Pregiudizi, paure e false credenze: sono solo alcuni dei sentimenti che ruotano intorno alla malattia dolore e che, spesso, ostacolano il successo delle terapie per alleviarlo. Di fronte a un fenomeno così articolato, è dovere del clinico porre al centro del percorso di cura il paziente, stabilendo con lui un dialogo teso a comprenderne esigenze e timori inespressi e a migliorarne la qualità della vita. Ciò vale ancor più per una patologia complessa come il Dolore Episodico Intenso (D.E.I.), noto anche come BreakThrough cancer Pain (BTcP), un particolare tipo di dolore che colpisce chi soffre di patologie neoplastiche. 

“Il Dolore Episodico Intenso è un dolore transitorio acuto di breve durata, che s’instaura su un dolore persistente di base”, spiega il professor Guido Fanelli, Presidente della Commissione Ministeriale Terapia del Dolore e Cure Palliative. “È un picco di sofferenza intenso, che si verifica all’improvviso; lo sperimenta circa il 30-50% dei pazienti oncologici. Insorgendo in modo rapido e inaspettato, ha un pesante impatto sulla qualità di vita del malato e sul suo percorso di cura.
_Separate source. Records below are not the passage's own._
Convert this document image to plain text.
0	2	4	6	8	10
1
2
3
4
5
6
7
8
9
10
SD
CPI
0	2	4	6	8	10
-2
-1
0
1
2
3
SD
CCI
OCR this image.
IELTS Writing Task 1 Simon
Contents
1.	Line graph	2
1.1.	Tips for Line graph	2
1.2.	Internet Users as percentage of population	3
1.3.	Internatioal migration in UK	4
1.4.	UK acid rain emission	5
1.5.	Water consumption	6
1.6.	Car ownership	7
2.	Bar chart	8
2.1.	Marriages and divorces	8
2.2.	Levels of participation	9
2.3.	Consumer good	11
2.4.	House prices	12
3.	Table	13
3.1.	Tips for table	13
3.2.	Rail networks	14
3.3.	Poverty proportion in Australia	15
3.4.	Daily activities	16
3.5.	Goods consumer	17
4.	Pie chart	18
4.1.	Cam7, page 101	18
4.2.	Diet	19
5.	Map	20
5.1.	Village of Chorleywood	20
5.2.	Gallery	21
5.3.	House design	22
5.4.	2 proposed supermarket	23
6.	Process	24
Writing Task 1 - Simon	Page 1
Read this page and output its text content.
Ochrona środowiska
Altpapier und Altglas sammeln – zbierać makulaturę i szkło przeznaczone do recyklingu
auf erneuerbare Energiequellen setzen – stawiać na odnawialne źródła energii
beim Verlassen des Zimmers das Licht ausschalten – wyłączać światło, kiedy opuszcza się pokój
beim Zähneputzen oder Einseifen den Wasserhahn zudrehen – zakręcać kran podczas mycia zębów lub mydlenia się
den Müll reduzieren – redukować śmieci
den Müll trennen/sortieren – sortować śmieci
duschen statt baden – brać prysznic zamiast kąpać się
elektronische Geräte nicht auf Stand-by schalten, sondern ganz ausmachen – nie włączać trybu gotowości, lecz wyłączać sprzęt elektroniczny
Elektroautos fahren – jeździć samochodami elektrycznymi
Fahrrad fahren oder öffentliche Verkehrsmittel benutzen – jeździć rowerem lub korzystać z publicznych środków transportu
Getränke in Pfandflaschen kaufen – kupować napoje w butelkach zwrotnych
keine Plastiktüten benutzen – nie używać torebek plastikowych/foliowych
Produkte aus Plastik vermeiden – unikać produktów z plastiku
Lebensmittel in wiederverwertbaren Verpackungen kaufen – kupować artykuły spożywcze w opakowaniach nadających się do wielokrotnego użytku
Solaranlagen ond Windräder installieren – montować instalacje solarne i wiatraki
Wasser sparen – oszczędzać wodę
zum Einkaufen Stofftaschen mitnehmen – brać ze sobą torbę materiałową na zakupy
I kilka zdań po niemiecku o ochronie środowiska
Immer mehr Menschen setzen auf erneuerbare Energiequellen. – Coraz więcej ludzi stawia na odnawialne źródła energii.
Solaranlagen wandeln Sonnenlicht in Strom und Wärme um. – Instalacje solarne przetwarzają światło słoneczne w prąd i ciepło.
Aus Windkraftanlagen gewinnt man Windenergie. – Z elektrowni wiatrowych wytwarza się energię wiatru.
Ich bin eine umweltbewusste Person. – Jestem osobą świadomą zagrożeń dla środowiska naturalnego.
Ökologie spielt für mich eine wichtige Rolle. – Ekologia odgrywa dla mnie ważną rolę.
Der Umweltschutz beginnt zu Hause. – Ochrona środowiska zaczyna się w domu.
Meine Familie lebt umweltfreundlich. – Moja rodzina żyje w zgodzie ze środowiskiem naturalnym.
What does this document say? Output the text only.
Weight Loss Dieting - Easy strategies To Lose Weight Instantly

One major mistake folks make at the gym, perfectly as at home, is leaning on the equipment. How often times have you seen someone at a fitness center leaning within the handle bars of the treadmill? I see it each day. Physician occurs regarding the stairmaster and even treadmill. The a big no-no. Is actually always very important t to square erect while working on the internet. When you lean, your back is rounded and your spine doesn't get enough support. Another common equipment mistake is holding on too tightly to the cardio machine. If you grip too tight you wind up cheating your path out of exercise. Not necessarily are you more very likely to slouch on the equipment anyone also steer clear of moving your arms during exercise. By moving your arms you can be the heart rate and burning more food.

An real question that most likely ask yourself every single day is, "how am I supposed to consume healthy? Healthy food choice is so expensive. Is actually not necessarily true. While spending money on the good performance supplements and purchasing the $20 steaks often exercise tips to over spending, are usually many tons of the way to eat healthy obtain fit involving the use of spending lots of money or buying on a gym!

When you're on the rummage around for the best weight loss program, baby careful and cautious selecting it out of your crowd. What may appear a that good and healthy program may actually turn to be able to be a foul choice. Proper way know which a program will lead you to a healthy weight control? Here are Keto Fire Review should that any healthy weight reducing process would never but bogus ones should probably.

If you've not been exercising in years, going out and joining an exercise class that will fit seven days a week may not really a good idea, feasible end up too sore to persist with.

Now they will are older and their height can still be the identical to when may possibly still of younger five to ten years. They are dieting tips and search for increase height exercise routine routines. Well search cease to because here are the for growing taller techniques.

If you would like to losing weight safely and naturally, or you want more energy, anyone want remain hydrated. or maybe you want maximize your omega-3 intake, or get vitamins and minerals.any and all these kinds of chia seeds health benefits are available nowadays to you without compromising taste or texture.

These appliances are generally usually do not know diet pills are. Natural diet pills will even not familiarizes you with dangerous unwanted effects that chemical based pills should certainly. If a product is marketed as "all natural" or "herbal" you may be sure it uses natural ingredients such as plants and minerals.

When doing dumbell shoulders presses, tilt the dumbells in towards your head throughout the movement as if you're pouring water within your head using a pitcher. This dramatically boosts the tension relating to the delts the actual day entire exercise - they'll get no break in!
Per le sue peculiarità, il Dolore Episodico Intenso necessita di farmaci con apposita indicazione, ma ancora troppo spesso è sottodiagnosticato e sottotrattato, o affrontato inappropriatamente, mentre cruciali per una terapia efficace sono la velocità dell’effetto analgesico e la possibilità di calibrare il dosaggio, in base alle caratteristiche del singolo paziente”, avverte lo specialista.

 

Nasce con l’obiettivo di promuovere il successo dei percorsi terapeutici del Dolore Episodico Intenso, e favorire una migliore comunicazione tra medico e paziente, il progetto “Ascolto e relazione nel percorso di cura: 6 D.E.I. nostri?”, promosso da Angelini. Circa 160 terapisti del dolore di tutta Italia si sono riuniti in questi giorni a Napoli per condividere, attraverso i meccanismi narrativi dello storytelling, le reciproche esperienze e le indicazioni su cosa fare e cosa non fare nelle situazioni critiche più ricorrenti.

Tra le principali problematiche emerse, il paradosso dei pazienti che rifiutano la terapia antalgica, di fronte ai quali il clinico deve compiere uno sforzo di comprensione e cercare un’apertura che porti a una soluzione davvero condivisa. Altre criticità sono rappresentate da preconcetti, convinzioni errate, informazioni non corrette spesso derivanti dalla consultazione del web da parte dei malati: in queste circostanze, il medico deve prestare attenzione al contesto socio-culturale del paziente e alla sua storia clinica, cercando di rassicurarlo con il linguaggio più adatto, evitando risposte standard.

Il fine ultimo dei diversi workshop è stato quello di elaborare delle “storie cliniche” in grado di rappresentare esempi di buona comunicazione, e che successivamente confluiranno nella pubblicazione di un volume dedicato.

“La nostra volontà è mettere a disposizione i contenuti emersi nel corso del convegno, grazie alla pubblicazione e alla diffusione di un libro, che possa essere strumento utile e di riferimento nella comunicazione tra medico e paziente oncologico”, ha spiegato l’attore e psicologo Paolo Vergnani che in occasione del convegno ha tenuto una ‘conferenza teatrale’ sul valore e la potenza della comunicazione, fornendo strumenti e spunti di riflessione sulle difficoltà e le opportunità che possono influenzare la relazione medico-paziente nel percorso di cura.